Сказка о царевиче-птице и однорукой царевне

Надежда Николаевна Бугаёва, 2021

Санкт-Петербург, 1899 год. Бывшая гимназистка Ляля Гавриловна Эспран не только хочет стать знаменитым поэтом, но и стремится обратить на себя внимание поэтов из уже гремящего на всю империю кружка "Астарте" во главе с поэтом Ильёй Ефимычем Разваловым. Однако, ища встречи с поэтами-современниками и своим кумиром Разваловым, Ляля каждый раз сталкивается с препятствиями.
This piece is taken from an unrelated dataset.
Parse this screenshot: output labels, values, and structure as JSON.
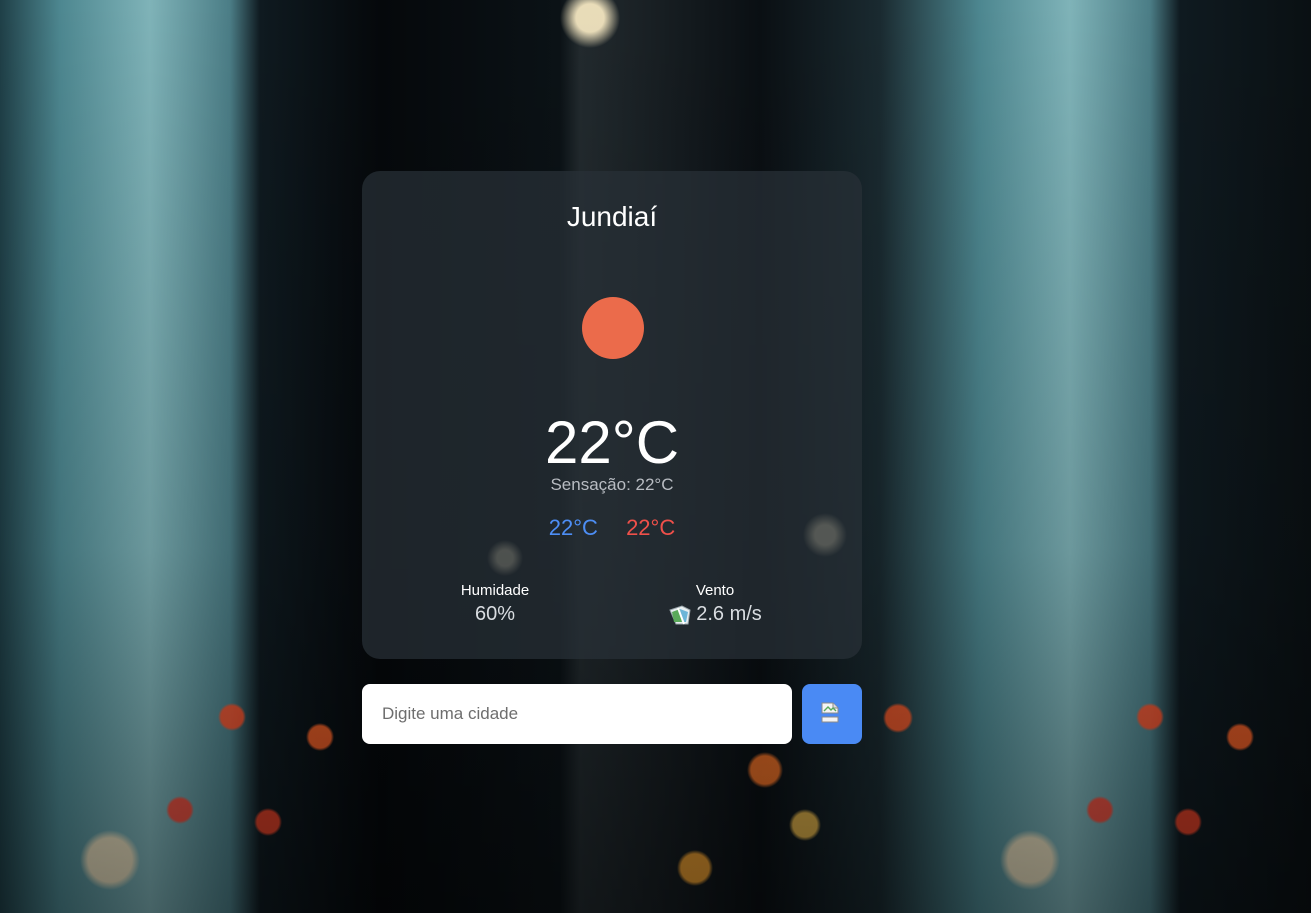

Когда Ляля Гавриловна наконец встречается с Разваловым в Петербурге на литературном вечере, куда съехался весь «литературный свет» Петербурга, то становится свидетелем и невольным участником жуткой сцены…Встретив Развалова в Париже, Ляля Гавриловна с изумлением видит его в объятьях другой.Ты клянёшь,А я клянусь.По твоим бурлящим волнамЯ идти стараюсь ровно,Но порой я только Пётр,А не Иисус.Такими строками Развалов характеризует свою Аглашу.А Ляля Гавриловна так и остаётся маленькой «bébé»… Надолго ли?

Оглавление

M-lle Bonnet

9

За последовавшие 2 года она видела Развалова два раза. Первый раз — в том же году, на похоронах одного известного петербургского гравёра по фамилии Даугель, c мастерской которого имела деловые сношения типография Маркса, печатавшая литографические гравюры в каждом номере Нивы. Ляля прочитала о предстоящих похоронах в заметке и сразу вспомнила, что слышала фамилию усопшего, пока служила.
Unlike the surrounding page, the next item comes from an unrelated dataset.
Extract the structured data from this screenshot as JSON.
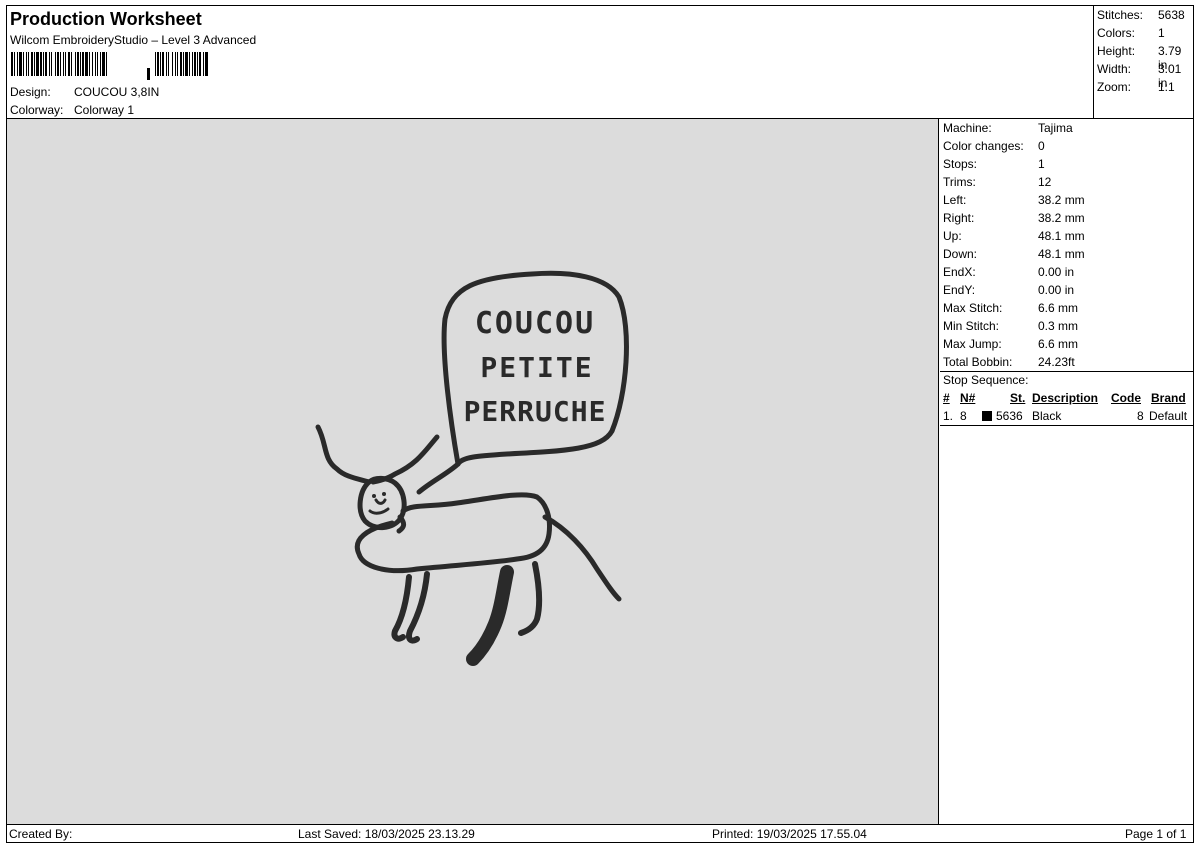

В октябре Развалов уже читал на общедоступных поэтических вечерах, но Ляля Гавриловна не пошла: за входной билет надлежало платить полтора рубля, а она не хотела видеться с ним за деньги.

Было начало ноября, и было холодно. На прилюдном прощании собралось порядком народу. Она пришла не одна, а с девицей Танюшей, тоже артельщицей, с осени переехавшей жить в те же квартиры, где обитала Ляля Гавриловна.

Ляля искала глазами только его. Говорил Сементковский, говорил сам старый Маркс, говорили ученики Даугеля. Потом она увидала его вместе с вечным своим Никитиным и ещё несколькими поэтами, входившими в разваловский кружок Астарте. Ляля узнала молчуна Секрушева. Поодаль стояли ещё двое: помоложе, по фамилии Мережковский, с постным и отрешённым лицом, и постарше, большелобый, которого звали Минским. Развалов дружелюбно отвечал Минскому, подошедшему что-то сказать ему. Странно, подумала Ляля, этот Минский вроде пишет политические стихи, что у Развалова с ним общего…

Он был другим, чем на гётевском вечере поэзии: простым, деловитым, спокойно смотревшим людям в лицо, прислушивавшимся сквозь шум и кивавшим в ответ на слова. У него, как и у других, покраснел нос и глаза на холоде сильно блестели, как тогда. Курили папироски, и дым летел на толпу, неприятно щекоча Ляле ноздри.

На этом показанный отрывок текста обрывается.